La séparation des deux sexes ne doit pas être prolongée; au bout d'un quart d'heure, vingt minutes, le maître de maison doit dire à ses convives, auxquels il a offert cigares et cigarettes d'excellente qualité: «Si nous allions retrouver ces dames...»

La fin de la soirée se passe à causer, faire de la musique, jouer aux cartes, aux petits jeux, etc., etc.

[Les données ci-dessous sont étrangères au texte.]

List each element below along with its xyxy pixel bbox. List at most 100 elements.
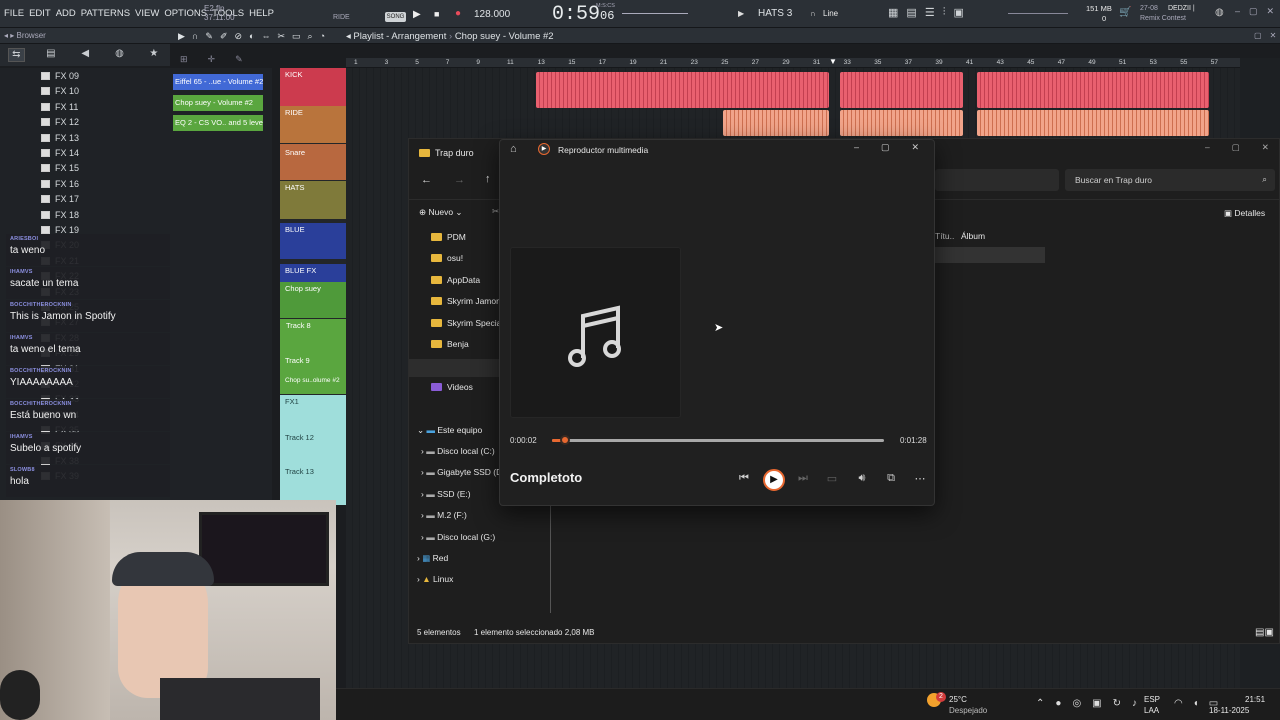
draw-tool-icon[interactable]: ✎ [205,31,213,42]
pattern-selector[interactable]: HATS 3 [758,8,792,19]
seek-bar[interactable] [552,435,884,445]
nav-drive[interactable]: › ▬ Disco local (G:) [421,532,495,542]
maximize-icon[interactable]: ▢ [1232,142,1240,153]
list-view-icon[interactable]: ▤▣ [1255,627,1274,638]
nav-item[interactable]: Videos [431,382,473,392]
nav-this-pc[interactable]: ⌄ ▬ Este equipo [417,425,482,436]
browser-item[interactable]: FX 16 [41,179,79,189]
pattern-item[interactable]: EQ 2 - CS VO.. and 5 levels [173,115,263,131]
track-header-blue[interactable]: BLUE [280,223,346,259]
volume-icon[interactable]: 🔊︎ [854,472,870,485]
menu-item[interactable]: HELP [249,8,274,19]
slice-tool-icon[interactable]: ✂ [277,31,285,42]
piano-roll-icon[interactable]: ▤ [906,6,916,19]
audio-clip-kick[interactable] [536,72,829,108]
delete-tool-icon[interactable]: ⊘ [234,31,242,42]
snap-selector[interactable]: Line [823,9,838,19]
home-icon[interactable]: ⌂ [510,143,517,155]
track-header-chop-suey-vol2[interactable]: Chop su..olume #2 [280,374,346,394]
playlist-pattern[interactable]: Chop suey - Volume #2 [455,31,554,42]
minimize-icon[interactable]: – [1205,142,1210,153]
menu-item[interactable]: OPTIONS [164,8,207,19]
clock-time[interactable]: 21:51 [1245,695,1265,705]
browser-arrows-icon[interactable]: ◂ ▸ [4,31,16,40]
tempo-display[interactable]: 128.000 [474,9,510,20]
browser-item[interactable]: FX 12 [41,117,79,127]
close-icon[interactable]: ✕ [1267,6,1275,17]
browser-item[interactable]: FX 09 [41,71,79,81]
audio-clip-ride[interactable] [723,110,829,136]
clock-date[interactable]: 18-11-2025 [1209,706,1249,716]
wifi-icon[interactable]: ◠ [1174,698,1183,709]
pattern-tool-c-icon[interactable]: ✎ [235,54,243,66]
browser-all-icon[interactable]: ⇆ [8,48,25,62]
play-button[interactable]: ▶ [413,9,421,20]
playhead-marker-icon[interactable]: ▼ [829,57,837,66]
forward-arrow-icon[interactable]: → [454,174,465,186]
nav-item[interactable]: AppData [431,275,480,285]
search-input[interactable]: Buscar en Trap duro ⌕ [1065,169,1275,191]
song-mode-toggle[interactable]: SONG [385,12,406,22]
select-tool-icon[interactable]: ▭ [292,31,301,42]
next-icon[interactable]: ⏭ [795,472,811,485]
track-header-track-8[interactable]: Track 8 [280,319,346,352]
selected-file-row[interactable] [935,247,1045,263]
tray-update-icon[interactable]: ↻ [1113,698,1121,709]
nav-drive[interactable]: › ▬ Disco local (C:) [421,446,495,456]
nav-item[interactable]: Benja [431,339,469,349]
browser-star-icon[interactable]: ★ [146,48,162,62]
subtitles-icon[interactable]: ▭ [824,472,840,485]
browser-item[interactable]: FX 17 [41,194,79,204]
nav-network[interactable]: › ▦ Red [417,553,448,564]
pattern-next-icon[interactable]: ▶ [738,9,744,18]
browser-item[interactable]: FX 11 [41,102,78,112]
playlist-maximize-icon[interactable]: ▢ [1254,31,1262,40]
tray-mic-icon[interactable]: ♪ [1132,698,1137,709]
slip-tool-icon[interactable]: ⇔ [261,31,270,42]
track-header-track-9[interactable]: Track 9 [280,352,346,374]
globe-icon[interactable]: ◍ [1215,7,1224,18]
magnet-icon[interactable]: ∩ [810,9,816,18]
playlist-icon[interactable]: ▦ [888,6,898,19]
volume-tray-icon[interactable]: ◖ [1193,698,1199,709]
track-header-ride[interactable]: RIDE [280,106,346,143]
pitch-slider[interactable] [622,13,688,14]
address-bar[interactable] [935,169,1059,191]
track-header-track-12[interactable]: Track 12 [280,429,346,463]
menu-item[interactable]: ADD [56,8,76,19]
pattern-item[interactable]: Chop suey - Volume #2 [173,95,263,111]
browser-item[interactable]: FX 13 [41,133,79,143]
play-pause-button[interactable]: ▶ [763,469,785,491]
playback-tool-icon[interactable]: ◔ [320,31,325,42]
nav-item[interactable]: osu! [431,253,463,263]
more-options-icon[interactable]: ⋯ [912,472,928,485]
audio-clip-kick[interactable] [977,72,1209,108]
details-button[interactable]: ▣ Detalles [1224,208,1265,219]
track-header-fx1[interactable]: FX1 [280,395,346,429]
magnet-tool-icon[interactable]: ∩ [192,31,198,42]
stop-button[interactable]: ■ [434,9,439,19]
audio-clip-ride[interactable] [840,110,963,136]
cart-icon[interactable]: 🛒 [1119,7,1131,18]
track-header-chop-suey[interactable]: Chop suey [280,282,346,318]
menu-item[interactable]: FILE [4,8,24,19]
pattern-tool-b-icon[interactable]: ✛ [208,54,216,66]
pattern-item[interactable]: Eiffel 65 - ..ue - Volume #2 [173,74,263,90]
mute-tool-icon[interactable]: ◐ [249,31,254,42]
nav-drive[interactable]: › ▬ SSD (E:) [421,489,471,499]
browser-files-icon[interactable]: ▤ [43,48,59,62]
minimize-icon[interactable]: – [1235,6,1240,17]
zoom-tool-icon[interactable]: ⌕ [308,31,313,42]
track-header-hats[interactable]: HATS [280,181,346,219]
lang-code[interactable]: ESP [1144,695,1160,705]
seek-thumb[interactable] [560,435,571,445]
track-header-blue-fx[interactable]: BLUE FX [280,264,346,282]
close-icon[interactable]: ✕ [912,142,920,153]
track-header-track-13[interactable]: Track 13 [280,463,346,505]
maximize-icon[interactable]: ▢ [881,142,890,153]
up-arrow-icon[interactable]: ↑ [485,173,491,185]
pane-divider[interactable] [550,505,551,613]
browser-item[interactable]: FX 18 [41,210,79,220]
track-header-kick[interactable]: KICK [280,68,346,106]
browser-item[interactable]: FX 14 [41,148,79,158]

Vers onze heures, on passe des verres de sirop, de punch, du thé, du chocolat, un verre d'eau sucrée, petits fours, brioches, sandwichs ou même croquignoles.

Pour s'en aller.

C'est souvent assez difficile.

Lorsqu'on voit que le temps passe, que tout le monde meurt d'envie de s'en aller, il faut que quelqu'un se décide à dire: «Tiens, il est déjà près de minuit! Comme le temps passe! Je n'avais pas la mesure de l'heure!» etc., etc.; enfin, une phrase qui autorise la retraite.

Alors tout le monde se récrie; les maîtres du logis ne protestent pas, et on peut s'en aller.

Si quelqu'un est parti à l'anglaise, on peut dire: «Comment M. X. est parti! Allons, il est temps de faire comme lui.»